The first step when replacing parts of one image with a corresponding region of another image is to make sure the details match up in a logical way, and that there are no gaps that will create empty or transparent pixels.

Looking at the second problem first, it’s clear from Figure 2 the background layer is taller than the foreground layer because of edits made in Lightroom. Another thing we need to consider is the scale of the waves in the foreground layer versus the background. Here the background shot has wave patterns slightly larger because of the focal length and distances involved with the shot. To remedy problems of scale, you can scale the background layer using the Transform tool, and then use the Crop tool to remove excess background pixels.
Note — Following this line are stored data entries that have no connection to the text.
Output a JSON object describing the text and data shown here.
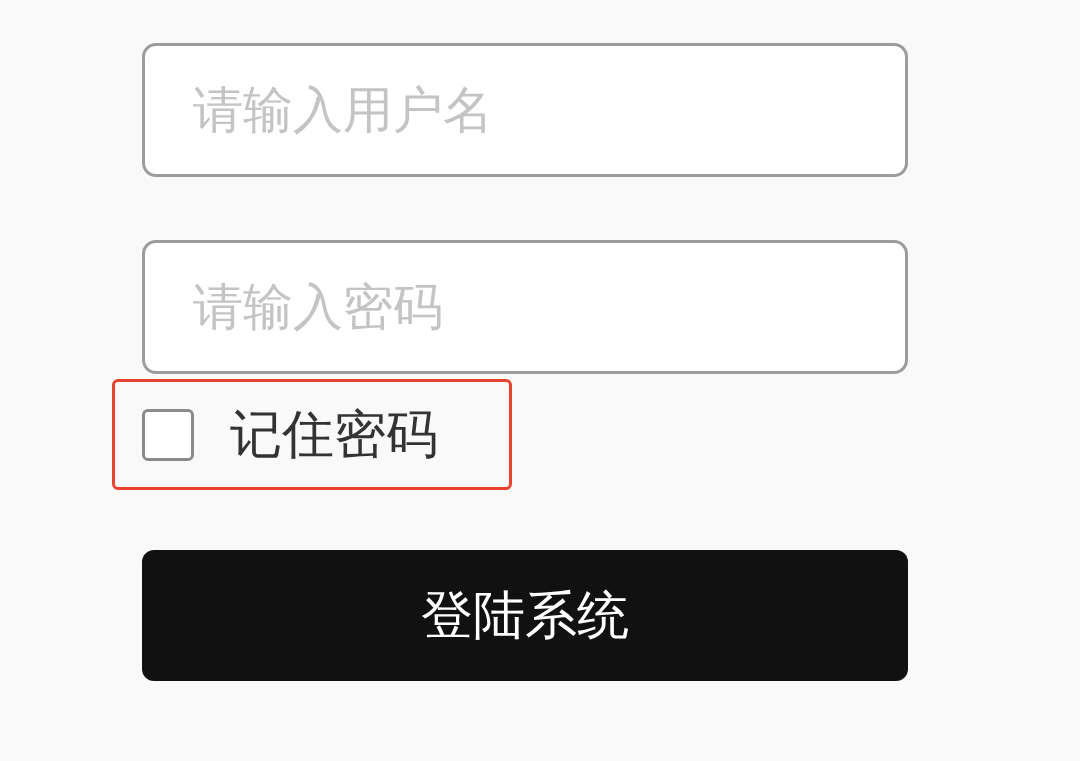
{
  "fields": [
    {
      "placeholder": "请输入用户名"
    },
    {
      "placeholder": "请输入密码"
    }
  ],
  "remember": {
    "label": "记住密码",
    "checked": false,
    "highlighted": true
  },
  "login_button": {
    "label": "登陆系统"
  }
}
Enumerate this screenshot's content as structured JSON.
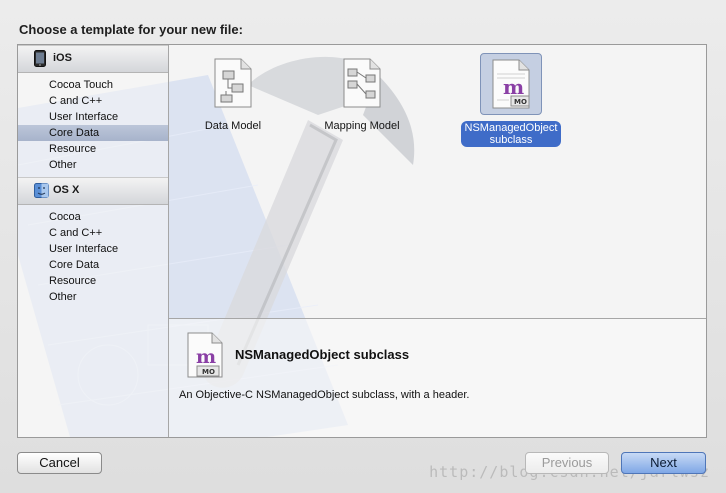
{
  "title": "Choose a template for your new file:",
  "sidebar": {
    "sections": [
      {
        "header": "iOS",
        "icon": "iphone-icon",
        "items": [
          "Cocoa Touch",
          "C and C++",
          "User Interface",
          "Core Data",
          "Resource",
          "Other"
        ],
        "selected": "Core Data"
      },
      {
        "header": "OS X",
        "icon": "finder-icon",
        "items": [
          "Cocoa",
          "C and C++",
          "User Interface",
          "Core Data",
          "Resource",
          "Other"
        ]
      }
    ]
  },
  "templates": [
    {
      "label": "Data Model",
      "icon": "data-model-icon"
    },
    {
      "label": "Mapping Model",
      "icon": "mapping-model-icon"
    },
    {
      "label_line1": "NSManagedObject",
      "label_line2": "subclass",
      "icon": "managed-object-icon",
      "selected": true
    }
  ],
  "detail": {
    "name": "NSManagedObject subclass",
    "description": "An Objective-C NSManagedObject subclass, with a header."
  },
  "icon_text": {
    "m": "m",
    "mo": "MO"
  },
  "buttons": {
    "cancel": "Cancel",
    "previous": "Previous",
    "next": "Next"
  },
  "watermark": "http://blog.csdn.net/jarlwsz",
  "colors": {
    "selection": "#3f6cc8",
    "sidebar_selected": "#b2bdd3",
    "default_button": "#7fa7e6"
  }
}
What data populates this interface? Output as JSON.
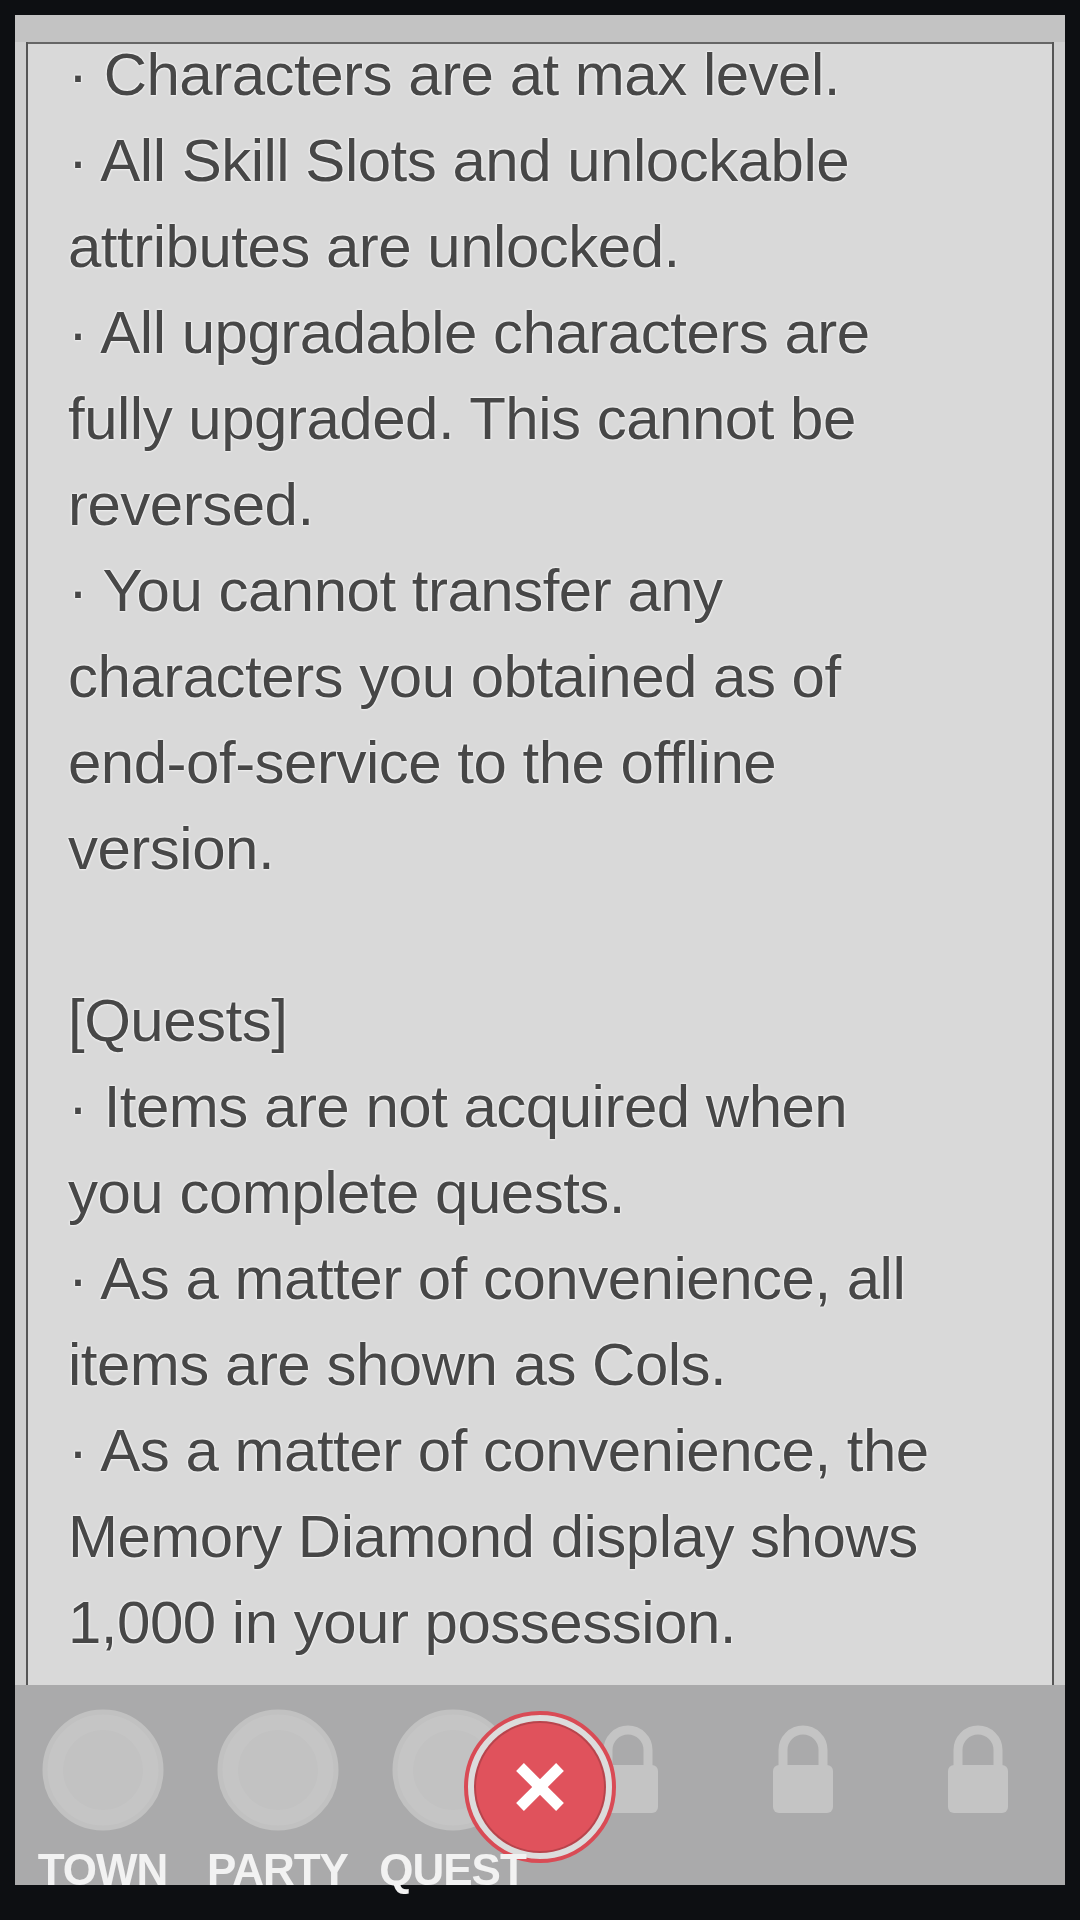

Let’s take a look.

To scale a Layer, select it in the Layers panel, then turn off the visibility of the other layer by clicking the eyeball icon. Click the Transform tool (top-most item in the toolbar); a marquee will appear over the active layer. Here I wanted to reduce the scale of the wave patterns slightly, so I clicked the bottom anchor of the Transform marquee and dragged upward several pixels until I got the result I liked (Figure 3).

Figure 3 The Transform tool allows you to scale layers, which is useful for ensuring the details in one layer match the scale of the details in the companion layer.

To make the transform, click the Apply button. Next turn the visibility of your other layer back on, select that layer, then press C to select the Crop tool. Drag a marquee over the region you want to keep, making sure you have not included any of the overflow pixels from the background image. Figure 4 shows this stage of the process; when you’re ready to crop the image, you can click the Apply button again.

Figure 4 Before you begin masking and blending layers, it’s a good idea to crop the image.

If you need to zoom in to examine the image boundaries more closely before cropping, you can use the Pan tool (shortcut H or Spacebar) and Zoom tool (shortcut Z), to re-orient the image preview.